Cancer-related inflammation can promote tumorigenesis, tumor growth, and tumor metastasis in many types of cancers. Therefore, inhibiting cancer-related inflammation significantly improves the effects of cancer therapy. It is known that neoplastic cells often over-express proinflammatory mediators including proteases, eicosanoids, cytokines, and chemokines.56 Moreover, 40 years ago, the phenomenon of TNF-mediated cell death in vitro and its physiological and pathophysiological effects were first described.57,58 Blocking TNF causes TNFR1 to no longer activate MAPK and NF-κB signaling, resulting in downregulation of proinflammatory genes.59 Curcumin plays an anti-cancer role by inhibiting the occurrence, progression, and metastasis of various cancers, and inhibits cancer by two main processes that affect angiogenesis and tumor growth. Curcumin inhibits lymph node metastasis in gastric cancer, and its pleiotropic activity is mediated by modulating proinflammatory cytokines, and other signaling molecules, Human protein STAT3, NF-κB, COX-2, 5-LOX, C- reactive protein, prostaglandin E (2), prostatic specific antigen, adhesion molecule, phosphorylase kinase, triglyceride, transforming growth factor beta, ET-1 HO-1, creatinine, ALT, and AST.60–63 Patchouli alcohol (PA), the main active ingredient of Pogostemonis herba, has anti-Helicobacter pylori and gastroprotective functions. In addition, PA significantly reduced the levels of pro-inflammatory cytokines such as interleukin −4 (IL-4), IL-2, and tumor necrosis factor (TNF-alpha), and increased the level of the anti-inflammatory cytokine IL-13 in GES-1 cells. To a certain extent, reducing the inflammatory reaction of the gastric mucosa can help block the precancerous lesions of gastric cancer.64

Conclusion

This article summarizes how Chinese medicine can intervene at multiple levels and affect multiple targets to influence the metastasis of gastric cancer as shown in Figure 1. However, it is difficult to confirm the active ingredients of traditional Chinese medicines due to their multimodal anti-tumor effects and complex composition, thus greatly limiting their potential. Additionally, clinical research for traditional Chinese medicine still lacks in-depth study and evaluation criteria, and as a result its authenticity is largely unrecognized. These findings suggest that the multi-effects of traditional Chinese medicine should be combined with those of Western medicine, allowing integrative medicine to be used to control tumors. It is expected that further rigorous research will demonstrate that traditional Chinese medicine has clinical significance for treatment of the metastasis of gastric cancer and will lead to improvement of preventive measures.

Figure 1

Mechanisms underlying therapeutic effects of traditional Chinese medicine on gastric cancer. (A) General approach of mechanisms. (B) Detailed approach of mechanisms.

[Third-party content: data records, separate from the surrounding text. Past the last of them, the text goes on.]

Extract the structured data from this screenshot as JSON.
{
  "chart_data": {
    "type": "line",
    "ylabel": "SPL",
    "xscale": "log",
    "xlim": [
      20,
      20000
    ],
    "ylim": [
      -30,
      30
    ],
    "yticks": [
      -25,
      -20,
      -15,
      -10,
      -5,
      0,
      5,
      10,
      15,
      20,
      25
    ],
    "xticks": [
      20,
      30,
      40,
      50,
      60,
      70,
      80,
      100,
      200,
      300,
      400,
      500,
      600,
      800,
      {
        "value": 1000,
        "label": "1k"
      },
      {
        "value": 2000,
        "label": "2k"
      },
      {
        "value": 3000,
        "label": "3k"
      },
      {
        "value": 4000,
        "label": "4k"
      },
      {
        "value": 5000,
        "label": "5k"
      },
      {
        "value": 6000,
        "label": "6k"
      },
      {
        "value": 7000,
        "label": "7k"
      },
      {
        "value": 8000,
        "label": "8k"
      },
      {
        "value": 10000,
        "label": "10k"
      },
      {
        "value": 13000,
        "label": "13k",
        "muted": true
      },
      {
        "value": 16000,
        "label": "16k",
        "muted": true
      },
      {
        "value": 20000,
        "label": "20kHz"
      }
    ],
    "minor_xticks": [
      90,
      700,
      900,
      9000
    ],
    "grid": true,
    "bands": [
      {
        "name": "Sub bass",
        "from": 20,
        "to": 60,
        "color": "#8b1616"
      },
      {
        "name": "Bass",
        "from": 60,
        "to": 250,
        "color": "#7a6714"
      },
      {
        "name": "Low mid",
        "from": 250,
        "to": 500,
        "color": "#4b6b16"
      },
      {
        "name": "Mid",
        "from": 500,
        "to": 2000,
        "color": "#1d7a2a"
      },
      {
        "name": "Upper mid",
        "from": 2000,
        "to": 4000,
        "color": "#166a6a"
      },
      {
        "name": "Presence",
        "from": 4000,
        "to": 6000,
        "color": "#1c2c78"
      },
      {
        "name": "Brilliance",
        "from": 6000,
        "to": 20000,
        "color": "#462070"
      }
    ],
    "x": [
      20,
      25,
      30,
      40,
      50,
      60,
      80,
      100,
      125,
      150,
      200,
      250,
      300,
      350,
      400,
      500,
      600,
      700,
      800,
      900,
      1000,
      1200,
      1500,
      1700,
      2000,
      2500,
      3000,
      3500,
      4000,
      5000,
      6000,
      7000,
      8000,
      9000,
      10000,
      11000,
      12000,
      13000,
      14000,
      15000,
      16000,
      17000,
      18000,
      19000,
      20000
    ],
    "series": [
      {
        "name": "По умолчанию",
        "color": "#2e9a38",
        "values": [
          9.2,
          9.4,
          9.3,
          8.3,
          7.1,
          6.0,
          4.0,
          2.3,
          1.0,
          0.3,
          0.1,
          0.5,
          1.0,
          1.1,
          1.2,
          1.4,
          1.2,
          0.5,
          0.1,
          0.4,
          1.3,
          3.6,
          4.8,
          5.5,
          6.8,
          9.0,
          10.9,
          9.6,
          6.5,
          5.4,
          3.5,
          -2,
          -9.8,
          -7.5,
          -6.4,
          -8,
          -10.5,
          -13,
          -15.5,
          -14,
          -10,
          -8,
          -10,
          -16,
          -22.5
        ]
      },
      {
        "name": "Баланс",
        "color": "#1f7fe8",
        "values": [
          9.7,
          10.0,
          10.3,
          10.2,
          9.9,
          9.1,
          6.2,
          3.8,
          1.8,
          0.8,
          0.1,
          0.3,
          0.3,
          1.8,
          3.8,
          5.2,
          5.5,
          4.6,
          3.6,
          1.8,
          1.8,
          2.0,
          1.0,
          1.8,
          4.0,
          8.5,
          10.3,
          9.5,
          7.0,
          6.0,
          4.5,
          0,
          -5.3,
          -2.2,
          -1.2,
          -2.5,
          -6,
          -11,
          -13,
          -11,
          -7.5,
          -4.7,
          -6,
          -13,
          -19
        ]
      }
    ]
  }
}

With the continuous discovery and deeper exploration of the mechanism of gastric cancer and identification of the new molecular targets, the target of Chinese medicine in gastric cancer has been found, and the effects of traditional Chinese medicine have been determined at the molecular level, which provides the basis for clinical applications of traditional Chinese medicine.